As questões a decidir na presente apelação, em função das quais se fixa o objecto do recurso, considerando que o «thema decidendum» do mesmo é estabelecido pelas conclusões das respectivas alegações, sem prejuízo daquelas cujo conhecimento oficioso se imponha, com base no preceituado pelas disposições conjugadas dos artigos 660º, nº 2, 661º, 664º, 684º, nº 3 e 690º, todos do Código de Processo Civil (CPC), são as seguintes:
I – A questão da alteração da decisão sobre a matéria de facto.
II – A questão da extinção da servidão, por desnecessidade.

I. DA ALTERAÇÃO DA MATÉRIA DE FACTO

Os autores sustentam que a resposta ao ponto nº 13 da base instrutória deve ser de “não provado”, com base no teor de um documento proveniente da Câmara Municipal de Coimbra, que juntaram aos autos, após a prolação da sentença recorrida, mas que retrata uma situação que se modificou no lapso de tempo que mediou entre o encerramento da audiência de discussão e julgamento e a data da publicação da sentença.
A regra geral quanto à oportunidade da junção de documentos posteriores ao encerramento da discussão em 1ª instância deve ser encontrada, através da interpretação conjugada dos artigos 523º e 524º, ambos do CPC, sendo ainda de destacar que este último normativo preceitua que “depois do encerramento da discussão só são admitidos, no caso de recurso, os documentos cuja apresentação não tenha sido possível até aquele momento”.
Sendo princípio fundamental o de que os documentos destinados a fazer prova dos fundamentos da acção ou da defesa devem ser apresentados com os articulados em que se aleguem os factos correspondentes, ou, na impossibilidade, até ao encerramento da discussão em 1ª instância, como decorre do disposto no artigo 523º, nºs 1 e 2, a lei admite, igualmente, por força do estipulado pelo artigo 524º, nº 1, citados, que, depois deste último momento [encerramento da discussão em 1ª instância], os documentos supervenientes possam ser juntos com as alegações de recurso, mas, ainda assim, apenas, nos casos excepcionais em que a sua apresentação não tenha sido possível, até ao encerramento da discussão em 1ª instância.
Assim sendo, reportando-se a informação, constante de folhas 191 a 196, emitida pela Câmara Municipal de Coimbra, a 14 de Maio de 2007, que os autores juntaram aos autos, dois dias depois, à alteração verificada das regras de trânsito rodoviário, que se consumaram, no passado dia 17 de Janeiro de 2007, com eventual influência na resposta ao aludido ponto da base instrutória, tendo os autores justificado, razoavelmente, a sua junção, em data posterior, importa declarar a relevância da sua admissão, com vista a obter melhores elementos de prova que coadjuvem na obtenção da resposta em causa.
Com efeito, resulta do teor da citada informação que, em consequência de deliberação da Câmara Municipal de Coimbra, datada de 17 de Julho de 2006, sob proposta da Junta de Freguesia de S. João do Campo, a Rua do Carvalheiro, situada do lado Nascente do prédio dos réus e que o serve, em virtude de o trânsito se efectuar com dificuldade, face à exiguidade da via, passou a ter implantada uma placa de sentido único, Nascente/Poente, desde 17 de Janeiro de 2007.
Como assim, constando da resposta ao ponto nº 13 da base instrutória, que “a via referida na al.
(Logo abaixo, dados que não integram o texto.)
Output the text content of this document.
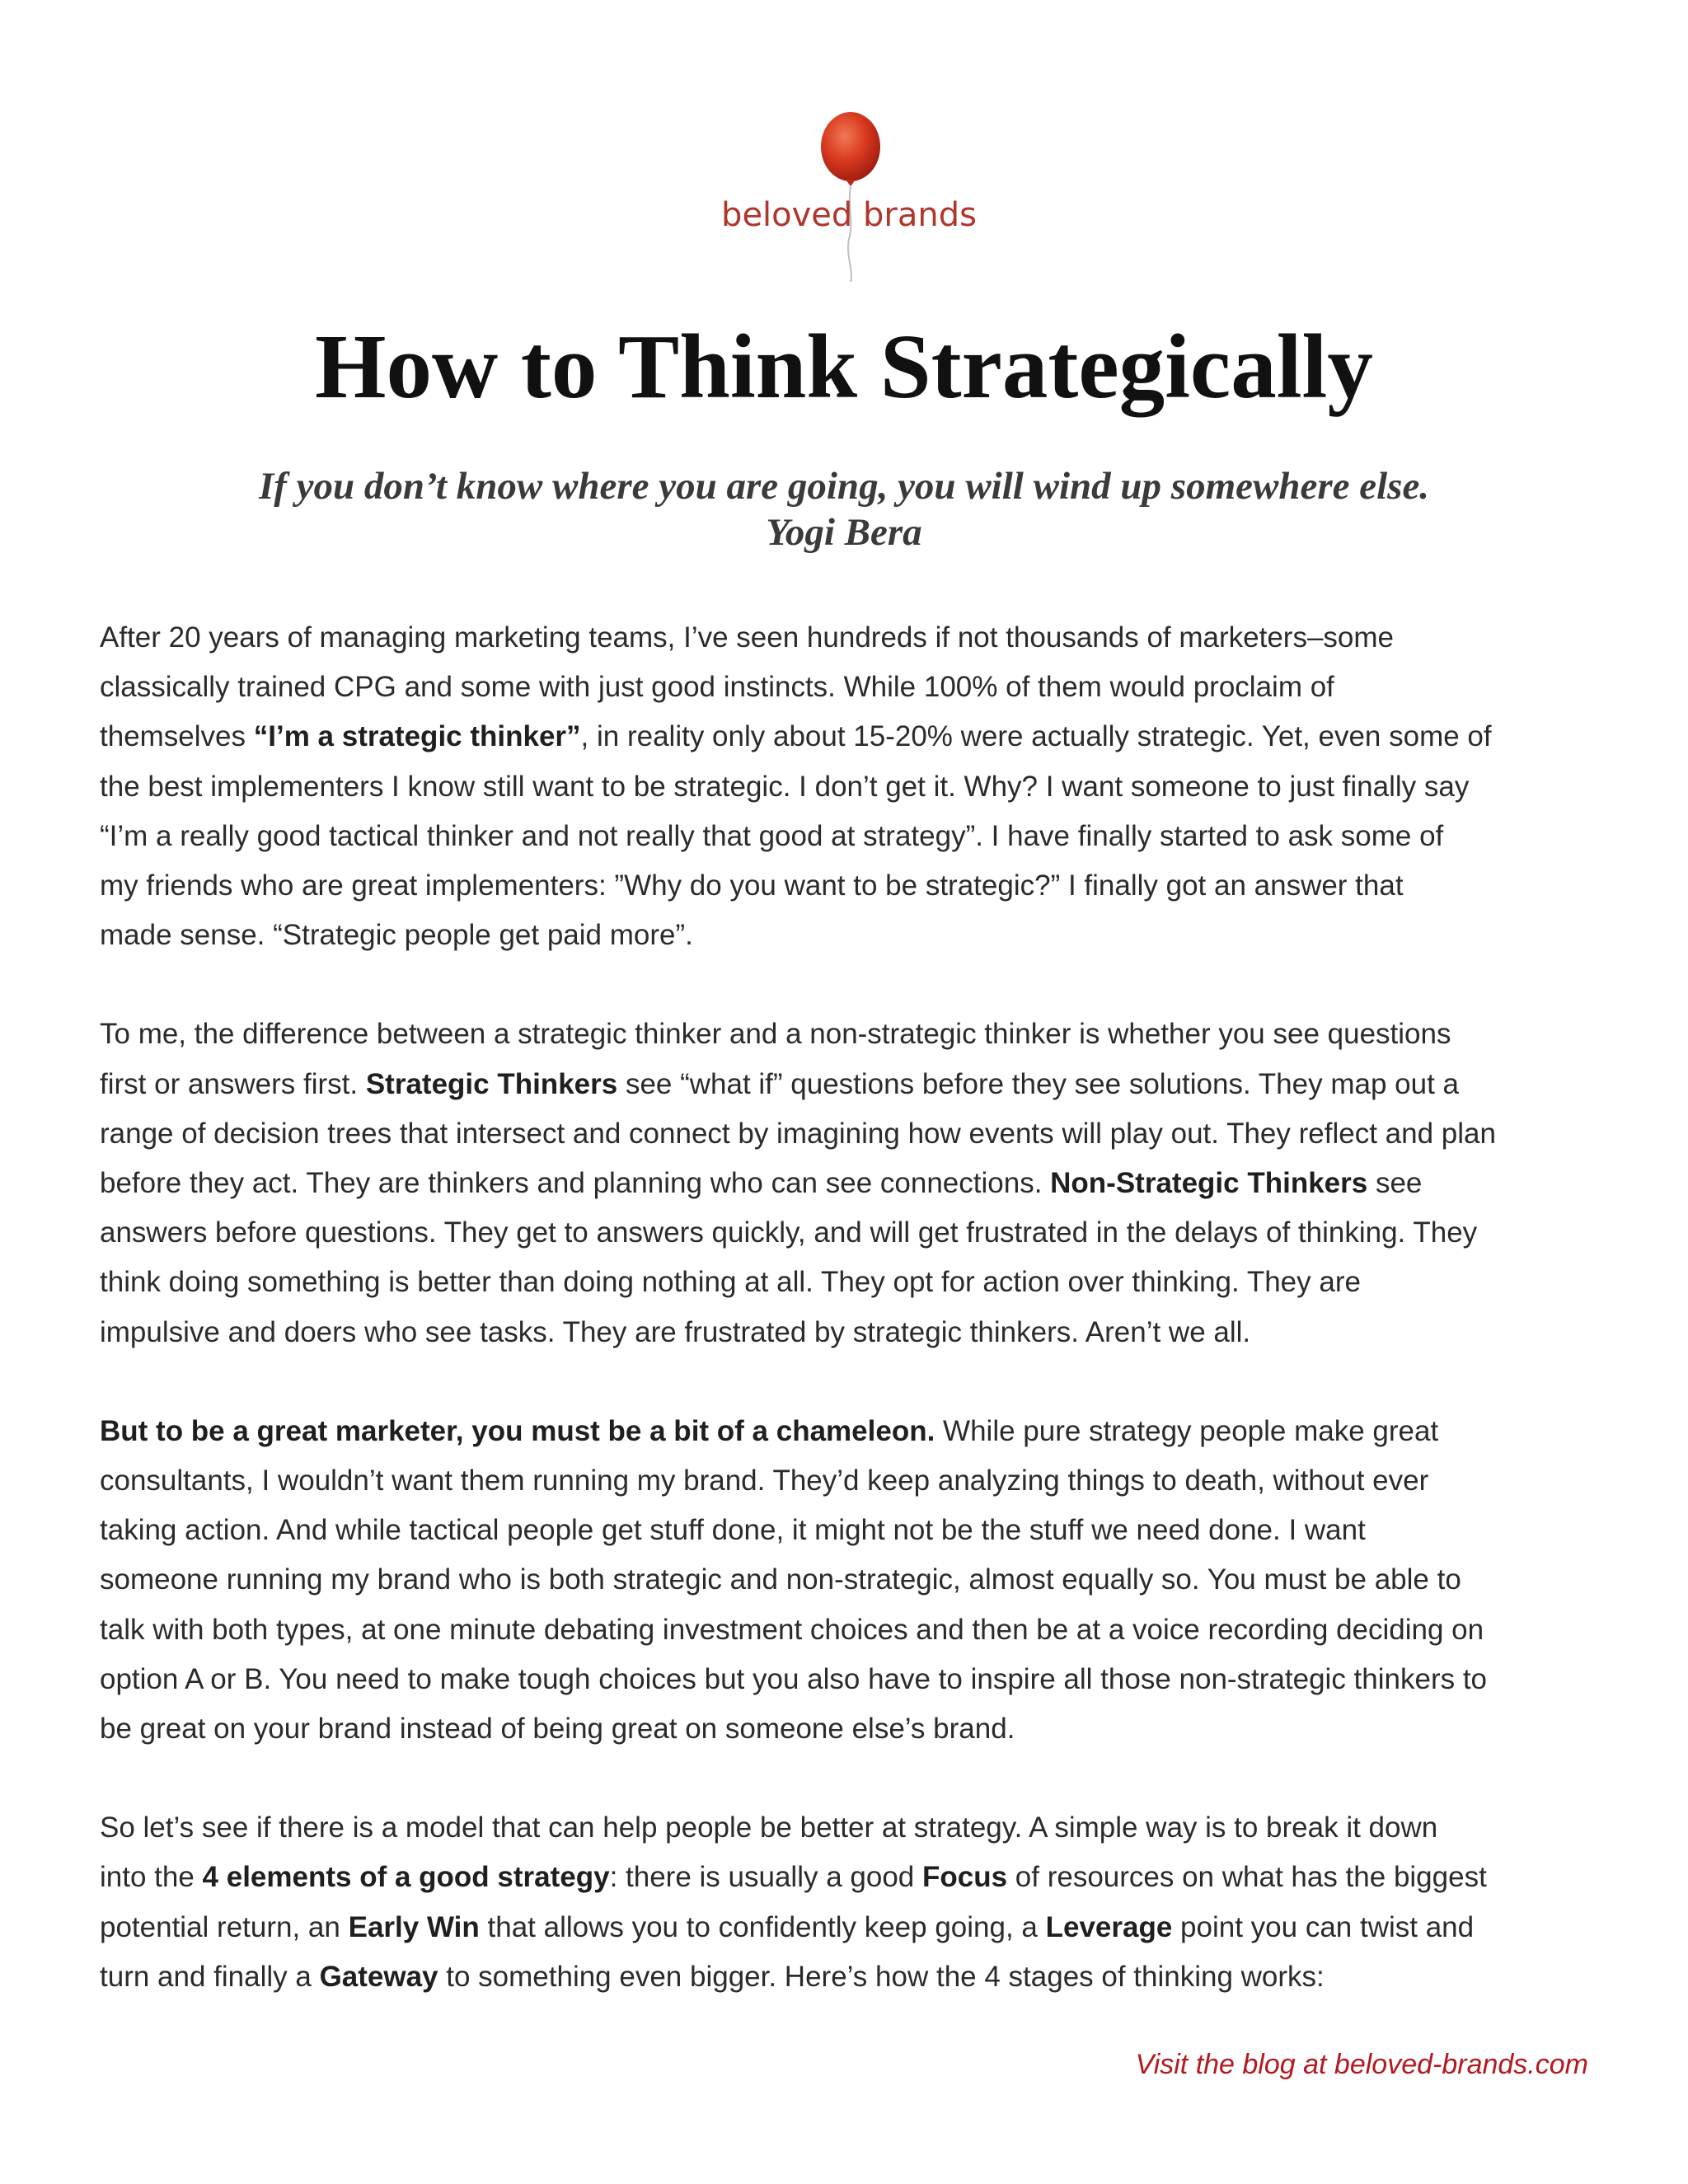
beloved brands
How to Think Strategically
If you don’t know where you are going, you will wind up somewhere else.
Yogi Bera

After 20 years of managing marketing teams, I’ve seen hundreds if not thousands of marketers–some
classically trained CPG and some with just good instincts. While 100% of them would proclaim of
themselves “I’m a strategic thinker”, in reality only about 15-20% were actually strategic. Yet, even some of
the best implementers I know still want to be strategic. I don’t get it. Why? I want someone to just finally say
“I’m a really good tactical thinker and not really that good at strategy”. I have finally started to ask some of
my friends who are great implementers: ”Why do you want to be strategic?” I finally got an answer that
made sense. “Strategic people get paid more”.

To me, the difference between a strategic thinker and a non-strategic thinker is whether you see questions
first or answers first. Strategic Thinkers see “what if” questions before they see solutions. They map out a
range of decision trees that intersect and connect by imagining how events will play out. They reflect and plan
before they act. They are thinkers and planning who can see connections. Non-Strategic Thinkers see
answers before questions. They get to answers quickly, and will get frustrated in the delays of thinking. They
think doing something is better than doing nothing at all. They opt for action over thinking. They are
impulsive and doers who see tasks. They are frustrated by strategic thinkers. Aren’t we all.

But to be a great marketer, you must be a bit of a chameleon. While pure strategy people make great
consultants, I wouldn’t want them running my brand. They’d keep analyzing things to death, without ever
taking action. And while tactical people get stuff done, it might not be the stuff we need done. I want
someone running my brand who is both strategic and non-strategic, almost equally so. You must be able to
talk with both types, at one minute debating investment choices and then be at a voice recording deciding on
option A or B. You need to make tough choices but you also have to inspire all those non-strategic thinkers to
be great on your brand instead of being great on someone else’s brand.

So let’s see if there is a model that can help people be better at strategy. A simple way is to break it down
into the 4 elements of a good strategy: there is usually a good Focus of resources on what has the biggest
potential return, an Early Win that allows you to confidently keep going, a Leverage point you can twist and
turn and finally a Gateway to something even bigger. Here’s how the 4 stages of thinking works:

Visit the blog at beloved-brands.com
D) situa-se a cerca de 20/30 m de uma curva que não permite ver a aproximação de uma viatura”, passará o mesmo a ficar redigido, em consequência do exposto, de forma a que “a via referida na al. D) situa-se a cerca de 20/30 m de uma curva”.
Porém, os autores pretendem ainda a alteração da resposta ao ponto nº14 da base instrutória, defendendo que o mesmo deve ser considerado como “não provado”.
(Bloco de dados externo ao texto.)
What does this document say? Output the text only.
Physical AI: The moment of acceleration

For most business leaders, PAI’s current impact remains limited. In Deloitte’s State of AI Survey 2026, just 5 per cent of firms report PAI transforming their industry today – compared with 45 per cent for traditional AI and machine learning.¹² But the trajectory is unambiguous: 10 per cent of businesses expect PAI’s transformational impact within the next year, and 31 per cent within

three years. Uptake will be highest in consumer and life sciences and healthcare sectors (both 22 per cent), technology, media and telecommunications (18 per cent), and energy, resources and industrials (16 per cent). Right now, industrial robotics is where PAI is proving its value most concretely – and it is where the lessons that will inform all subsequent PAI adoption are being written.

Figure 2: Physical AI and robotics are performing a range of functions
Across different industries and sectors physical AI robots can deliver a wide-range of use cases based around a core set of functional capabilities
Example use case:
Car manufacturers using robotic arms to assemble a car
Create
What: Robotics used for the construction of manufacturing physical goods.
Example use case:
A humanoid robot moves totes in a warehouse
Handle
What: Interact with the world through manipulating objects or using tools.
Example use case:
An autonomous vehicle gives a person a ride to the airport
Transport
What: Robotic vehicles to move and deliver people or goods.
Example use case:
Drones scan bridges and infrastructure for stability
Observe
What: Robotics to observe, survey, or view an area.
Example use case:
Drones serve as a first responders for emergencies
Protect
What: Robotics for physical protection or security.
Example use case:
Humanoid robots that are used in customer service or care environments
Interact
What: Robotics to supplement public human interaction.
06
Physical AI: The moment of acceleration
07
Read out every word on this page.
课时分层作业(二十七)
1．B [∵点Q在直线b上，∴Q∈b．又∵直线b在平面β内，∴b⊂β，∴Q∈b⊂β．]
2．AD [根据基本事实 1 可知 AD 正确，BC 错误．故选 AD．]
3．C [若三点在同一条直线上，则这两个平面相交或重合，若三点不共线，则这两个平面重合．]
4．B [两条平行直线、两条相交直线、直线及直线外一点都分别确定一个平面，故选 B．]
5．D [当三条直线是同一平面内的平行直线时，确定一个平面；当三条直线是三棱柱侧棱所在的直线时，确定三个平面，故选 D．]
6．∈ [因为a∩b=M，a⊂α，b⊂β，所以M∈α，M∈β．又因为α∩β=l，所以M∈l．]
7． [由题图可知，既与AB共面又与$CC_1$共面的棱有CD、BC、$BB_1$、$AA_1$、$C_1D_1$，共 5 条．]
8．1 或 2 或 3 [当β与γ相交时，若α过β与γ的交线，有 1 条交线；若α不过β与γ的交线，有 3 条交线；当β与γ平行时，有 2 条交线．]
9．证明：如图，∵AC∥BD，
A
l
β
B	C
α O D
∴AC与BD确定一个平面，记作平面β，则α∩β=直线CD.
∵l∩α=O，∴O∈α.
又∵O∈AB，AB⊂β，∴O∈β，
Efectivamente, perguntando-se, no aludido ponto nº 14º, se “[a via calcetada referida em D)] não dá acesso à garagem onde os RR. guardam o carro?”, nenhuma das testemunhas cujo depoimento foi objecto de gravação, ou seja, Eduardo Cardoso, Ângelo Oliveira, Maria do Céu Gandarez, Maria da Conceição Gandarez, Alfredo Sá, Telmo Pratas, António Pistola e Deolinda Ferreira se pronunciou, minimamente que fosse, neste particular, sendo certo, outrossim, que o auto de inspecção judicial é, totalmente, omisso a este respeito.
Nestes termos, importa considerar que a resposta adequada ao mencionado ponto nº 14 da base instrutória é a de “não provado”.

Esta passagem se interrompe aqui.